In Zimbabwe, there are over one million people living with HIV who are receiving life-saving antiretroviral treatment (ART). This is one of the most exciting milestones for the nation in addressing the HIV pandemic. The next frontier is HIV viral load monitoring to assess the amount of HIV present in the blood of people living with HIV.
“Since starting treatment, the most exciting news I have heard is that I am now HIV undetectable. I am now confident that the treatment I am taking is working well to fight the HIV virus. This has given me strength to focus on my career and to fend for my family. As a mother of five children, I have to be healthy and strong”, said 36-six-year-old Patricia Mpesa of Chitungwiza.
She knows that by taking her antiretroviral medicines (ARVs) everyday, at the right time, she can live a normal, healthy life with HIV.
Through viral load monitoring, all clients on ART can now know how well their treatment is working. A viral load test is done at six months and 12 months after starting ART, and annually thereafter.
USAID’s FACE HIV Consortium partners (OPHID, J.F Kapnek Trust and the Zimbabwe AIDS Prevention Project Trust) are working with the Ministry of Health and Child Care to increase demand for and provision of viral load testing services.
Chief of party of the FACE HIV programme Patricia Mbetu says, “We are already seeing major progress. In the past two years, there has been a more than 200-fold increase in viral load samples collected from supported health facilities (from 169 samples in 2016 to 35 469 samples in 2018).”
What Viral Load Monitoring means to clients on ART
A suppressed viral load (less than 1 000 copies/ml) result or “TND — Target Not Detectable” is good news. This shows that the treatment is working effectively, and the HIV virus is not detectable in a person’s blood. A suppressed viral load is one of the most important goals for ART clients.

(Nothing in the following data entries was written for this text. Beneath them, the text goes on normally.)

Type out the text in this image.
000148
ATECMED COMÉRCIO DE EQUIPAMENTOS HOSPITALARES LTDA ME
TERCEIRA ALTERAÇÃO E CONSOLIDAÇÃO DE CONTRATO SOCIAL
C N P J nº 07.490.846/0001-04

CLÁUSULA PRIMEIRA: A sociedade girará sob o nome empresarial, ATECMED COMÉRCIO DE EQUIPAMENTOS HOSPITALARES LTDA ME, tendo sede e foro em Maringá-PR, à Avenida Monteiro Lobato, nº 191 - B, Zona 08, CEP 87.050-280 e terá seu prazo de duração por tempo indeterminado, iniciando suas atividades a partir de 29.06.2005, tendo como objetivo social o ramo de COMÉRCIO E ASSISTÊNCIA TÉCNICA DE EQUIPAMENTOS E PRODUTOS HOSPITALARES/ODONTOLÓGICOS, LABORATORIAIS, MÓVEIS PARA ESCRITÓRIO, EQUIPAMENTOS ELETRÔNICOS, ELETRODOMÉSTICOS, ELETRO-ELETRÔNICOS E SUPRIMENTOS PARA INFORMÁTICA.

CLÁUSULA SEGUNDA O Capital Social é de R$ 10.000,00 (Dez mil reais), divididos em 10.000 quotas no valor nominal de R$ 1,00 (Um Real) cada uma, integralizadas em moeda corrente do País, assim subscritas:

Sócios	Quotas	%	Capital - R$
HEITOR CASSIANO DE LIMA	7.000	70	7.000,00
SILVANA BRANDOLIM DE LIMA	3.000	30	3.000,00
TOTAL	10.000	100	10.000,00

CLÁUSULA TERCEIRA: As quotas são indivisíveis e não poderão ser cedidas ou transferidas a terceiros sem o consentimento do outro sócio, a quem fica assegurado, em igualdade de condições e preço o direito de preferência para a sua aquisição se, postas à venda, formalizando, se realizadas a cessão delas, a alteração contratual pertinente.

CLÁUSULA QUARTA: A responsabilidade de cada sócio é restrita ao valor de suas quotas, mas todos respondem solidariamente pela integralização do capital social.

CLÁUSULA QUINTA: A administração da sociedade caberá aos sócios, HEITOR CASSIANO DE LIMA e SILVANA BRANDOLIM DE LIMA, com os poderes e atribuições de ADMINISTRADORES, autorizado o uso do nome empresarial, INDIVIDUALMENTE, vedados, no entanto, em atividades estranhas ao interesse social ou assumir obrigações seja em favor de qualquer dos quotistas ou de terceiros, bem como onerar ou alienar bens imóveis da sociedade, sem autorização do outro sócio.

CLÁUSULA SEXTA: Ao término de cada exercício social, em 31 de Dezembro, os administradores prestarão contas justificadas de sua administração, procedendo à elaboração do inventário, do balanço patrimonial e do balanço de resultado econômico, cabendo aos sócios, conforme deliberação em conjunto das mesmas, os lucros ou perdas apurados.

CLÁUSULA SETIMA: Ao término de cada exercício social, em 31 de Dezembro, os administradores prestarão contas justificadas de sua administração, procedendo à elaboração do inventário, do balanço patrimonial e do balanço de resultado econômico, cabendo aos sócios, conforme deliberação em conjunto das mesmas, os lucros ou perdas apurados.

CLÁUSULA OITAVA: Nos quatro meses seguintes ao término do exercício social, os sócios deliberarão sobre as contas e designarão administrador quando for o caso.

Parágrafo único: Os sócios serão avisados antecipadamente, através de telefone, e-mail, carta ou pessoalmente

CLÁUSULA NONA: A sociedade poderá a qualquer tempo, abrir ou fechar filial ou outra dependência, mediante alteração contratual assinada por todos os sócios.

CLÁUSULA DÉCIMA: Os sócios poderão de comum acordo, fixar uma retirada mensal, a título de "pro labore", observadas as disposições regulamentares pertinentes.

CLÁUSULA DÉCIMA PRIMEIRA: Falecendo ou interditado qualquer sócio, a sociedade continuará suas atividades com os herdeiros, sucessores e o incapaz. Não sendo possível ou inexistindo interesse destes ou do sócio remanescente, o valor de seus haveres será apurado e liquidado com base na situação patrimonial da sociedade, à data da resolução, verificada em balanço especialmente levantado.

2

Maintaining a suppressed viral load helps prevent HIV disease progression, prevents the development of drug resistance and prevents sexual transmission of HIV.
Clients like Mpesa, who achieve an undetectable viral load, will be congratulated and encouraged to keep taking their ARVs.

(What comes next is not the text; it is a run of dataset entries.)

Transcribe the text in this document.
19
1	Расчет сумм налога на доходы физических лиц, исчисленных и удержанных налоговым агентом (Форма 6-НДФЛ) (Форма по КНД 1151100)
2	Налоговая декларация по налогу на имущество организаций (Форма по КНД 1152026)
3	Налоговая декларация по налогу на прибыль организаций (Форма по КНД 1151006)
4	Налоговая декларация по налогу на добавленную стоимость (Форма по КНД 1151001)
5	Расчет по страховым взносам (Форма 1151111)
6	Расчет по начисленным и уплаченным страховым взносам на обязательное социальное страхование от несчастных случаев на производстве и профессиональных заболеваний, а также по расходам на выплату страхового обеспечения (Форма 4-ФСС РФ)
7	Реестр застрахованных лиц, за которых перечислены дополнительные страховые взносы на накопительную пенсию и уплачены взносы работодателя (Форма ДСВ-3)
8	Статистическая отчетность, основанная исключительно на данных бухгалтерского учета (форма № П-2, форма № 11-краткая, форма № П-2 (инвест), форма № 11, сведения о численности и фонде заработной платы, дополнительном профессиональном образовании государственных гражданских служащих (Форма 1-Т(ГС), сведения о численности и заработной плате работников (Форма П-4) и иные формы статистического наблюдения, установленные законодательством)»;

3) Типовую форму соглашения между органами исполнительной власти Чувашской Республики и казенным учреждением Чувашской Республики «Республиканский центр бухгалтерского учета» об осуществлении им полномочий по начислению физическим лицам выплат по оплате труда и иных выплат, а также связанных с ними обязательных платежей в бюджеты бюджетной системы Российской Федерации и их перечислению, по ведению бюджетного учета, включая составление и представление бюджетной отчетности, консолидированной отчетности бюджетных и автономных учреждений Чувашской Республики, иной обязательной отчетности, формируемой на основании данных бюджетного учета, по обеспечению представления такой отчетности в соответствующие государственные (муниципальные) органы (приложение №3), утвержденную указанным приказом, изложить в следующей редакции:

“Such stable clients are given more options of getting their ARV refills, which include being in a Community ART Refill Group (CARG), Fast Track option where one goes straight to the pharmacy to get their ARV supplies or three to six month supplies of ARVs”, said FACE HIV Programme Technical Director, Dr Talent Maphosa. To the client, this leads to fewer clinic visits and less time spent at the health facility.

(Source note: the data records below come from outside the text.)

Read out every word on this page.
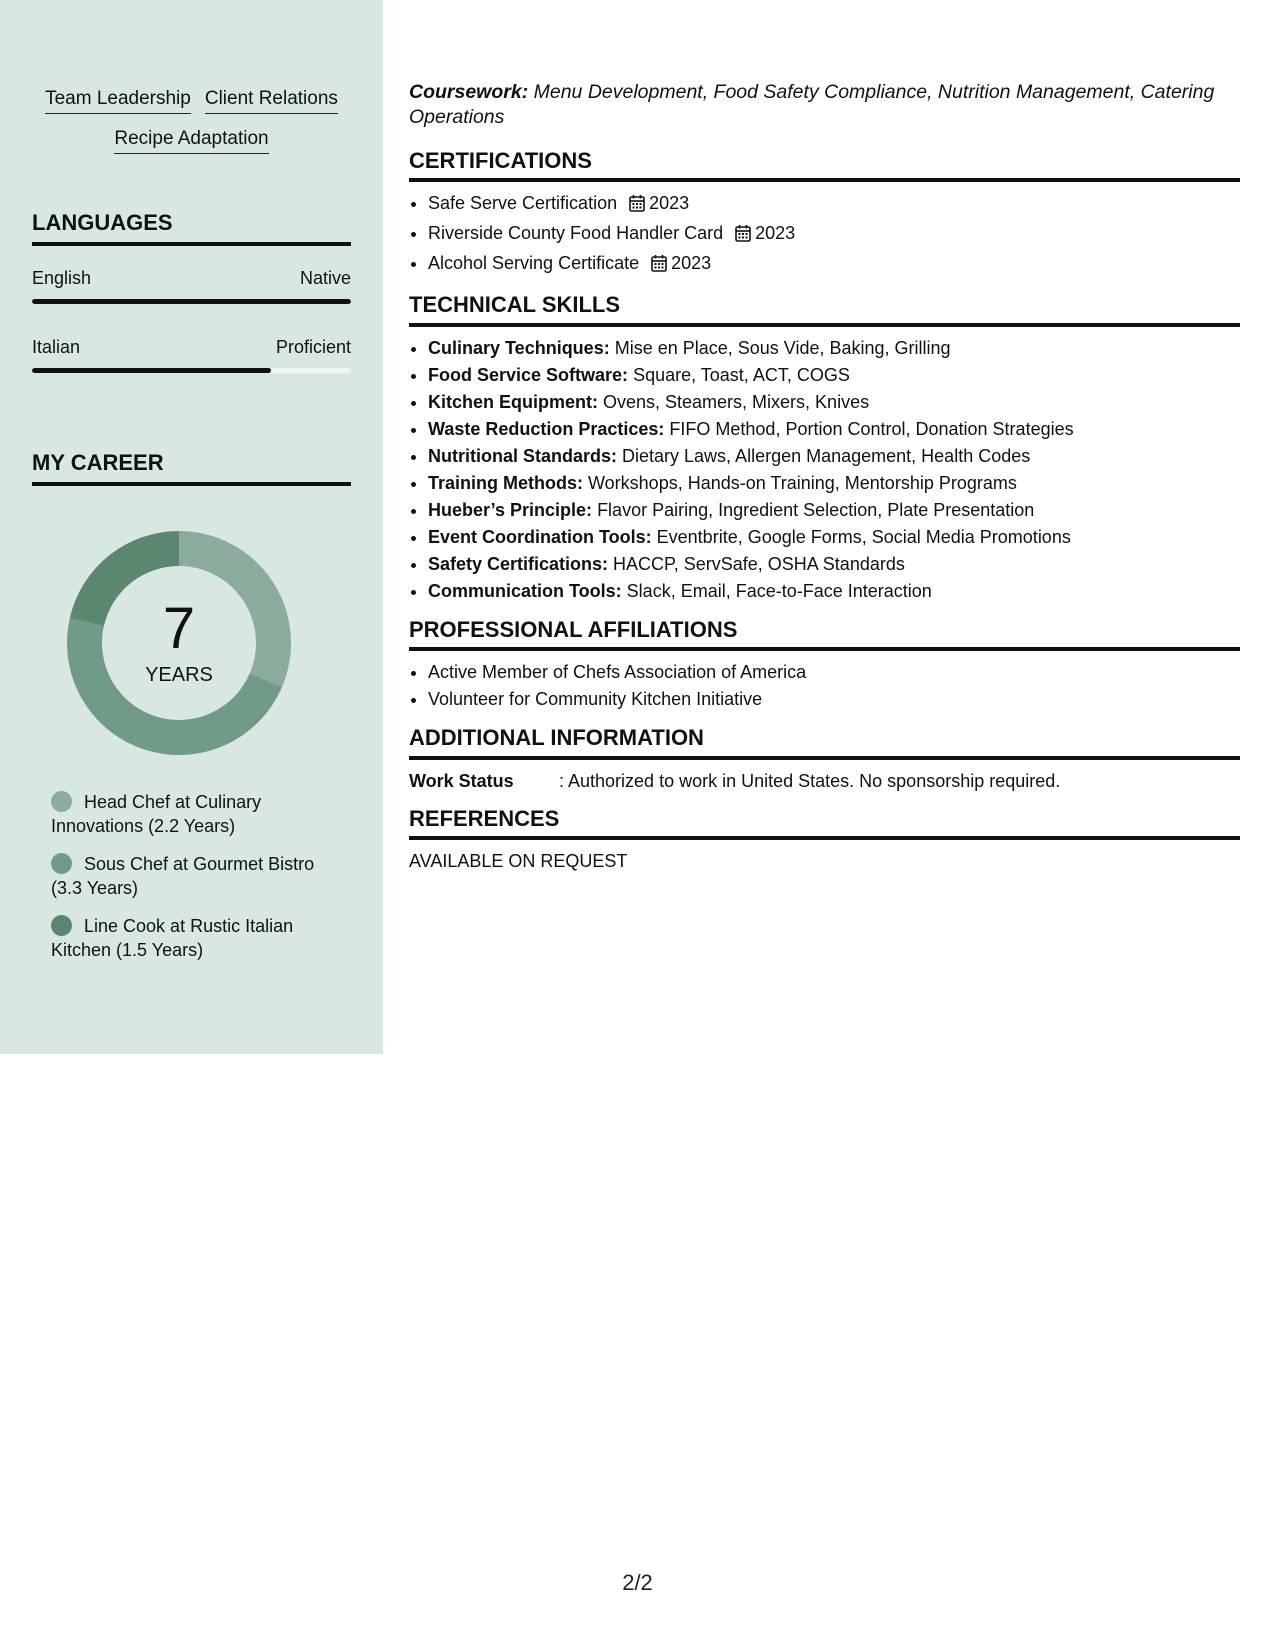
Team Leadership Client Relations
Recipe Adaptation
LANGUAGES
English	Native
Italian	Proficient
MY CAREER
7
YEARS
Head Chef at Culinary Innovations (2.2 Years)
Sous Chef at Gourmet Bistro (3.3 Years)
Line Cook at Rustic Italian Kitchen (1.5 Years)

Coursework: Menu Development, Food Safety Compliance, Nutrition Management, Catering Operations

CERTIFICATIONS
• Safe Serve Certification 2023
• Riverside County Food Handler Card 2023
• Alcohol Serving Certificate 2023
TECHNICAL SKILLS
• Culinary Techniques: Mise en Place, Sous Vide, Baking, Grilling
• Food Service Software: Square, Toast, ACT, COGS
• Kitchen Equipment: Ovens, Steamers, Mixers, Knives
• Waste Reduction Practices: FIFO Method, Portion Control, Donation Strategies
• Nutritional Standards: Dietary Laws, Allergen Management, Health Codes
• Training Methods: Workshops, Hands-on Training, Mentorship Programs
• Hueber’s Principle: Flavor Pairing, Ingredient Selection, Plate Presentation
• Event Coordination Tools: Eventbrite, Google Forms, Social Media Promotions
• Safety Certifications: HACCP, ServSafe, OSHA Standards
• Communication Tools: Slack, Email, Face-to-Face Interaction
PROFESSIONAL AFFILIATIONS
• Active Member of Chefs Association of America
• Volunteer for Community Kitchen Initiative
ADDITIONAL INFORMATION
Work Status	: Authorized to work in United States. No sponsorship required.
REFERENCES
AVAILABLE ON REQUEST
2/2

But an unsuppressed viral load (more than 1 000 copies per ml of blood taken) may indicate poor treatment adherence. This happened to 23-year-old Sharon, who is receiving her care at Chivi District Hospital.
“I realised the importance of taking my ARVs. I was just taking them as and when I remembered. But now I am sticking to my time”, said Sharon.
She had a second viral load test after three months following the counselling sessions and her viral load result were “Target Not Detectable”. Sharon is now receiving three-month supply of ARVs.
As viral load monitoring is becoming widespread, USAID’s FACE HIV programme notes the need for a stronger focus on reaching more adolescents and young people, like Sharon, to understand the importance of accessing the service and receiving their results.
“Programme data shows a lower uptake of viral load monitoring services by this group and higher percentage of clients with unsuppressed viral load”, said Dr Maphosa.
“Because HIV treatment is lifelong, people living with HIV, especially children, adolescents and young people, need to be supported to take their drugs diligently and attend all clinic appointments, in order to attain and maintain viral load suppression,” Dr Maphosa said.
Achieving viral suppression is a critical goal for all people living with HIV. At the individual level, a suppressed viral load signifies a healthy person who cannot transmit the disease to others.
At population level, achieving very high levels of viral suppression helps minimise AIDS-related deaths and greatly reduces new cases of HIV.